From a capabilities perspective, Armada focuses on queue-based job submission, scheduling, and execution of containerized workloads on Kubernetes clusters (container orchestration). It integrates with Kubernetes native primitives such as pods and namespaces and can interface with multiple clusters to distribute jobs according to available capacity and configured priorities. The system handles job lifecycle management, including submission, scheduling, monitoring, and completion reporting (operations management). It also exposes metrics and status information that can be integrated into existing observability stacks (monitoring / observability).

In enterprise environments, Armada is used to run large-scale batch processing, ML training, simulation, and other high-throughput workloads on shared Kubernetes infrastructure (data and ML platforms). Organizations can connect on-premises (on-prem) and cloud-based Kubernetes clusters to a central Armada deployment, enabling hybrid or multi-cloud workload distribution (hybrid cloud management). Tenants submit jobs through defined queues, while platform teams retain control over cluster configuration, capacity allocation, and security boundaries using Kubernetes-native mechanisms.

Technically, Armada aligns with cloud-native architectures by building on Kubernetes as the execution substrate and standard container runtimes (cloud-native infrastructure). It fits into platform engineering and Internal Developer Platform (IDP) initiatives as a batch and ML job layer that sits above Kubernetes clusters. Its interoperability with the broader CNCF ecosystem stems from its reliance on Kubernetes APIs and standard container images, which allows use with existing Continuous Integration and Continuous Deployment (CI/CD), authentication, and observability tooling.

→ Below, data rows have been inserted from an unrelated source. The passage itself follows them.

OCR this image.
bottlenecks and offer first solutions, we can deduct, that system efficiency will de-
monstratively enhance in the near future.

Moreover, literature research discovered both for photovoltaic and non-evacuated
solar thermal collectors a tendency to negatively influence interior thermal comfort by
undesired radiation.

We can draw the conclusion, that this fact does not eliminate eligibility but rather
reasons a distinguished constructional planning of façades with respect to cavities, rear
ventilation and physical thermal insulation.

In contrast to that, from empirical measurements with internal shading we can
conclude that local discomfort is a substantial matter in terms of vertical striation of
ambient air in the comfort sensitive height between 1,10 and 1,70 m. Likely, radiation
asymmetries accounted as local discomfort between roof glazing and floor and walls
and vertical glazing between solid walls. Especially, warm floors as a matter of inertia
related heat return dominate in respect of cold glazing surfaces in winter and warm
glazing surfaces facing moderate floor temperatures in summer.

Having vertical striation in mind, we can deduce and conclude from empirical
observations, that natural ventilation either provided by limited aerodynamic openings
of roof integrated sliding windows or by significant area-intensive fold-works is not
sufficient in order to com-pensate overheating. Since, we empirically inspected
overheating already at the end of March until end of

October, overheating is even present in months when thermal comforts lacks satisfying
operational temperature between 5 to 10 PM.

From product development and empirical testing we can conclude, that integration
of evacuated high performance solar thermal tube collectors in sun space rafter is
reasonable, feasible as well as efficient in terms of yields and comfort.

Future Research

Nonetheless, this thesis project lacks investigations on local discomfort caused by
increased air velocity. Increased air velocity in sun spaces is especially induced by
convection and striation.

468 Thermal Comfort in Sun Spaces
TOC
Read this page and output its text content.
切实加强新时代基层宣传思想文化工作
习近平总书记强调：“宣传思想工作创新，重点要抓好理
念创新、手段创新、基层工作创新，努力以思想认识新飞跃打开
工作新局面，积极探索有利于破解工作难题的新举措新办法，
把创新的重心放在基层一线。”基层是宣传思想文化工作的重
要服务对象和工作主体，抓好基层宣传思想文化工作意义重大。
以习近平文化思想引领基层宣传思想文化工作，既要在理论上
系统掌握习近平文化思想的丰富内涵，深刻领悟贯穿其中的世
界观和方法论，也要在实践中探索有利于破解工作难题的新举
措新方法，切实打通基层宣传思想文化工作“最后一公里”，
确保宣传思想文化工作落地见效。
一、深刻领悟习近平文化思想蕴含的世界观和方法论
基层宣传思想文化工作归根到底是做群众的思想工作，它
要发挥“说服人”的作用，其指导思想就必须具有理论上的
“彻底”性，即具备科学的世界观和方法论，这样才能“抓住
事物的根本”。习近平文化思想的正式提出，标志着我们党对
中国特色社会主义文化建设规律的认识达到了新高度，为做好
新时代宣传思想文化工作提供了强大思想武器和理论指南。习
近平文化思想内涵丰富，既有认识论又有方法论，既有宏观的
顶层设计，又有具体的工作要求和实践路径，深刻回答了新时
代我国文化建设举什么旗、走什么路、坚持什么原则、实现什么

Within a technical directory, Armada can be categorized under workload orchestration and batch job scheduling for Kubernetes, with usage patterns spanning high-performance computing-style workloads, data processing pipelines, and multi-tenant platform services. Its focus on multi-cluster, queue-based scheduling and multi-tenant resource management positions it as a tool for organizations that operate shared Kubernetes compute platforms and need centralized control over how batch workloads are queued, prioritized, and executed.